プロジェクトの背景とミュージアムシアターの役割
2007年から始まったこの共同プロジェクトは、文化財を新しい形で観賞する手段を提供することを目的としています。これまでに延べ約50万人の観客が訪れ、特にVRを取り入れた体験が高く評価されています。来場者からは「展示室での鑑賞がより楽しめた」という声も寄せられており、文化財の多様な視点からの楽しみ方を提供することで、参観者の関心を引き続けてきました。
VR作品『洛中洛外図屛風 舟木本』の魅力
本作は、岩佐又兵衛による国宝「洛中洛外図屛風(舟木本)」をもとに、400年前の京都の人々の生活と文化を新たな視点で再現した作品です。展示された屛風に描かれた1,500人以上の人物と、その生活様式をVRで細部まで体験可能なのが特徴です。大坂夏の陣の直前、京都の日常風景や行事、特に祇園祭などが精密に描かれており、現代にも通じる京都の文化を感じ取ることができます。
また、一般的な鑑賞方法では見えない小さなディテールを、VR技術により300インチの巨大スクリーンで鮮やかに表示します。このように高精度な映像によって、観客は当時の京都にひたひたと浸ることができるのです。
サプライズイベントと特別展
再演期間中、特にお正月の期間には特別なプログラムも企画されています。1月1日には14時回から、1月2日は11時回からの特別上映が行われるほか、来場者にはオリジナルステッカーのプレゼントも用意されています。これらのイベントは、訪れる人々にとって忘れられない体験となるでしょう。

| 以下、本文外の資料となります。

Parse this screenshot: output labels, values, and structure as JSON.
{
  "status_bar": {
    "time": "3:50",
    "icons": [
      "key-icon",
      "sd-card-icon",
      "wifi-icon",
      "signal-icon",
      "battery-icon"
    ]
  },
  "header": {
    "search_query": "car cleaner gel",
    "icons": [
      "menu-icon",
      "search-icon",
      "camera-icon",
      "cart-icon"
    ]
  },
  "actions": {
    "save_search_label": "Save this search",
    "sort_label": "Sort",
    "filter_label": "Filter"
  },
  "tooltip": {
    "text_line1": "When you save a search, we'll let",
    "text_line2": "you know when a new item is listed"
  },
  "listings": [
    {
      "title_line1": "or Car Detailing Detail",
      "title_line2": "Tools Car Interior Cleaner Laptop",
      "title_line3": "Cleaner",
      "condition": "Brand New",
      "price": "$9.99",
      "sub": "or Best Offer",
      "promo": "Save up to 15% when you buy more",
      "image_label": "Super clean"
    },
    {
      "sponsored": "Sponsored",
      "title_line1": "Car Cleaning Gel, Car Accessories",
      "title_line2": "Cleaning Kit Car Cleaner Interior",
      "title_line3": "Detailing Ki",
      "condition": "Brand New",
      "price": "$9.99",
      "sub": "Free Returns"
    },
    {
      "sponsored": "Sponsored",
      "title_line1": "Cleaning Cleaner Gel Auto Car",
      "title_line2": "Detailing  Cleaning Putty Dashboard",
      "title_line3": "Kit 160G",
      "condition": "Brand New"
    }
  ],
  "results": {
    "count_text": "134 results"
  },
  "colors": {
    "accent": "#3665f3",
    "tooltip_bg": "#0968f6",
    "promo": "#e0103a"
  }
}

また、シアターの前では同じく国宝の高品位複製品が展示され、過去19年間のミュージアムシアターの歴史を振り返る展示も行われる予定です。来場者は、さまざまな文化財の鑑賞体験を通じて、文化とは何かを再考する機会を得られることでしょう。
未来への展望
ミュージアムシアターの運営終了を受け、東京国立博物館、文化財活用センター、TOPPANは今後、新たな活動を通じて国内外で日本美術の魅力を広めていく計画を進めています。今回のVR作品をはじめとするプロジェクトの成果物は、今後もアーカイブとして利用され、文化財の新鮮さを保ちながら多くの人々に届けられることが期待されています。
このように、東京国立博物館でのVR作品『洛中洛外図屛風 舟木本』は、ただの再上演ではなく、過去の文化を現代に繋げる重要な架け橋となることでしょう。